4 Torsion Points

The duplication formulae above allow us to consider the $(1 + i)^n$ -torsion points of $R$ , i.e. the points such that acting by $(1 + i)^n$ sends the point back to the origin. There is a slight subtlety here, due do the fact that we are working with $\operatorname{sl}$ , which is the composition $\mathbb {C}/\Lambda \to R \overset {\pi }{\to } \mathbb {P}^1$ . If $\operatorname{sl}(z) = 0$ , then the corresponding point in $R$ need not be the origin. It could be the other point $(0, -1)$ . Fortunately, we already know exactly which point gets mapped to $(0, -1)$ , namely $\Omega$ , which is the unique $(1 + i)$ -torsion point of $\mathbb {C}/\Lambda$ .
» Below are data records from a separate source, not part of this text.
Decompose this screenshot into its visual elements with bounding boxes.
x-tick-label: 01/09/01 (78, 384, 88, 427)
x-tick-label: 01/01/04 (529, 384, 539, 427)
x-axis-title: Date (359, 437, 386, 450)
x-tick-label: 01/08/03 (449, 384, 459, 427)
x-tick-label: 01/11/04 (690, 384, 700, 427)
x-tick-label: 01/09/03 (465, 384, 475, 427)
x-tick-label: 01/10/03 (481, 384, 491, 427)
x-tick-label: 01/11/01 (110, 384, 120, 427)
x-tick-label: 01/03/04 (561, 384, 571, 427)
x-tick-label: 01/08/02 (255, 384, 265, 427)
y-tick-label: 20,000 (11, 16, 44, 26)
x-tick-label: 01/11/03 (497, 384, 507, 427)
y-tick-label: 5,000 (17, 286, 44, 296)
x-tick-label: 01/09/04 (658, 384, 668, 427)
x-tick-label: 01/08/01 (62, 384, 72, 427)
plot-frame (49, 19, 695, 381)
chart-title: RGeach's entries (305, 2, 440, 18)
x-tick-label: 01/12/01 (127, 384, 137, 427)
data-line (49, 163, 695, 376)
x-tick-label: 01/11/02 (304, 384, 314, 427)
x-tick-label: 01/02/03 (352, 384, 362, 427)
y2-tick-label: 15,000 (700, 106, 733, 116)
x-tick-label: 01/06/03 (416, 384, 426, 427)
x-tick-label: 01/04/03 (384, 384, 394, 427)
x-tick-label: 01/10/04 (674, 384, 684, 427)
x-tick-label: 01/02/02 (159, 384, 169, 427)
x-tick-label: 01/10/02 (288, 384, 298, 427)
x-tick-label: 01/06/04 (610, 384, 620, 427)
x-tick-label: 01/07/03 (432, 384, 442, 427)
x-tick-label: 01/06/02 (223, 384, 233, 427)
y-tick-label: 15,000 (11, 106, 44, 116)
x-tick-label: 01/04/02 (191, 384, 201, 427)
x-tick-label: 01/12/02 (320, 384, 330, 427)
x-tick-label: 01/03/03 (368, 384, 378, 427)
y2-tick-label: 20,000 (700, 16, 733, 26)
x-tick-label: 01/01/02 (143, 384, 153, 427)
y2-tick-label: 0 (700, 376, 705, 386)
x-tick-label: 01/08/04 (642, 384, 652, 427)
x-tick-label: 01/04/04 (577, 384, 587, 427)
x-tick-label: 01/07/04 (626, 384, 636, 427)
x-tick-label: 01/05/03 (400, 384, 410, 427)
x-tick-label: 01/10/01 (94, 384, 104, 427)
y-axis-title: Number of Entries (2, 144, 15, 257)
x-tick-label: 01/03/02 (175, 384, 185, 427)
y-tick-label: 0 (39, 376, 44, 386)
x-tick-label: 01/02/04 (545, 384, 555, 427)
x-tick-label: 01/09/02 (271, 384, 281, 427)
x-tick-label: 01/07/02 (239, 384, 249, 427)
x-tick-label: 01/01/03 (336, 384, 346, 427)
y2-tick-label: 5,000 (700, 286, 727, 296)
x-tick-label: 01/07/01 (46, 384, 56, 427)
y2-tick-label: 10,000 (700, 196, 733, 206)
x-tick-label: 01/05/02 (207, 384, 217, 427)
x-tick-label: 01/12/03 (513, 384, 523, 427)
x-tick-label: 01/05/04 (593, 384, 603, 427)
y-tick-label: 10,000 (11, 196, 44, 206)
We might also worry about the two points at infinity, which is not adequately captured by our formula. Observing that

\operatorname{sl}((1 + i)z) = \frac{(1 + i)\operatorname{sl}(z)}{\sqrt{1 - \operatorname{sl}(z)^4}},

and the fact that $\operatorname{sl}(\frac{\Omega }{2}) = 1$ , we know that the two points at infinity are $\frac{1 \pm i}{2} \Omega$ , which are the remaining $2$ -torsion points. These let us conclude

Proposition

$\operatorname{sl}((1 + i)^n z) = \infty$ iff $z$ is a $(1 + i)^{n + 2}$ -torsion point but not an $(1 + i)^{n + 1}$ -torsion point.
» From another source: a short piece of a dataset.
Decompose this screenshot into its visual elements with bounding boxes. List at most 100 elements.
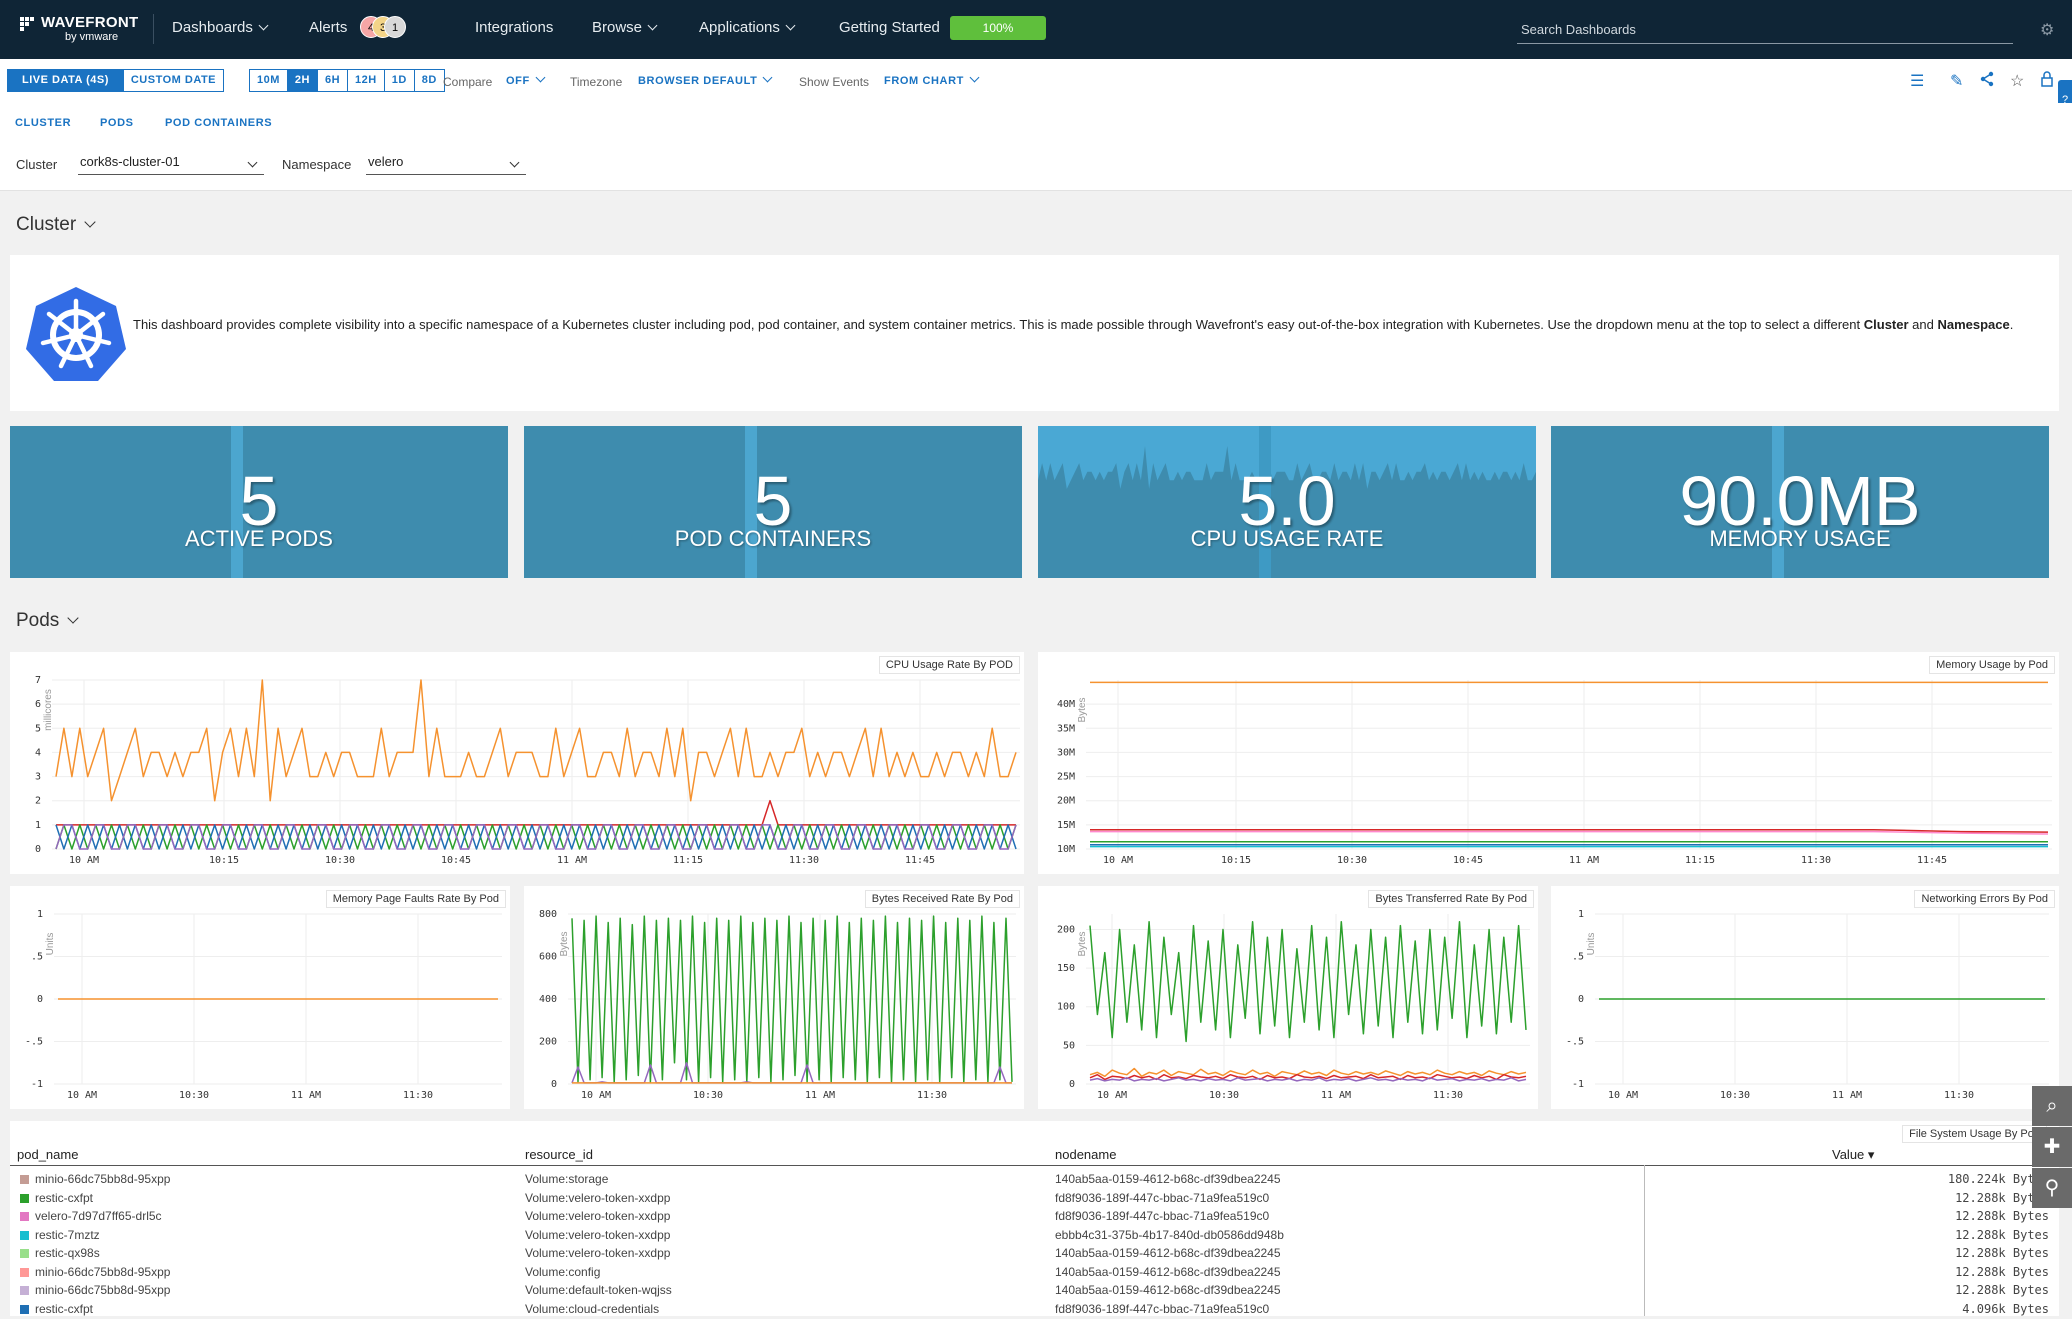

This lets us compute the higher torsion points:

$n$	$(1 + i)^n$ -torsion points
0	$(0, 1)$
1	$(0, -1)$
2	$\infty , \infty$
3	$(\pm 1, 0), (\pm i, 0)$
4	$(\zeta _8^k, \pm \sqrt{2})$ $k = 1, 3, 5, 7$
5	$(i^k \sqrt[4]{3 \pm _a 2 \sqrt{2}}, \pm _b \sqrt{2 \mp _a 2\sqrt{2}})$ $k = 0, 1, 2, 3$

Finding higher-order torsion points will require advanced WolframAlpha techniques.

Recall that we can find ray class fields of $\mathbb {Q}(i)$ by adjoining the torsion points of the curve with CM by $\mathbb {Q}(i)$ . We need to first identify a Weber function, which is given by quotienting out $R$ by the automorphism group. The automorphism group multiplies by powers of $i$ , and so we find that $h(x, y) = y$ is a perfectly good Weber function on $R$ . So we find that

The ray class field modulo $(1 + i)^3$ is still just $\mathbb {Q}(i)$ .
The ray class field modulo $(1 + i)^4 = (4)$ is $\mathbb {Q}(i, \sqrt{2})$ .
The ray class field modulo $(1 + i)^5$ is $\mathbb {Q}(i, \sqrt{2 + 2 \sqrt{2}})$ .

We can compute the ray class groups explicitly, using the definition of the ray class group, and see that they match. Observe that since $\mathbb {Q}(i)$ has class number $1$ , we can decompose

\mathbb {A}_{\mathbb {Q}(i)}^\times = \frac{\mathbb {Q}(i)^\times }{\mu _4} \times \mathbb {C}^\times \times \prod _{v \nmid \infty } \mathcal{O}_v^\times ,

and so

C_{\mathbb {Q}(i)} = \frac{\mathbb {C}^\times \times \prod _{v \nmid \infty } \mathcal{O}_v^\times }{\mu _4}.

The ray class group modulo $\mathfrak {m} = (1 + i)^k$ is then given by

\mathrm{Cl}_\mathfrak {m} = \frac{\mathcal{O}_{(1 + i)}^\times }{\mu _4 \times (1 + (1 + i)^k \mathcal{O}_{(1 + i)})} = \left(\frac{\mathbb {Z}[i]}{(1 + i)^k}\right)^\times \Big/ \mu _4.

The invertible elements in $\mathbb {Z}[i]/(1 + i)^k$ are exactly those $(1 + i)$ does not divide, i.e. those with odd norm. Thus, we see that

\mathrm{Cl}_{(1 + i)^3} = 0,\quad \mathrm{Cl}_{(1 + i)^4} = C_2,\quad \mathrm{Cl}_{(1 + i)^5} = C_2 \times C_2,

in agreement with above (exercise: find the other subfields on $\mathbb {Q}(i, \sqrt{2 + 2\sqrt{2}})$ ).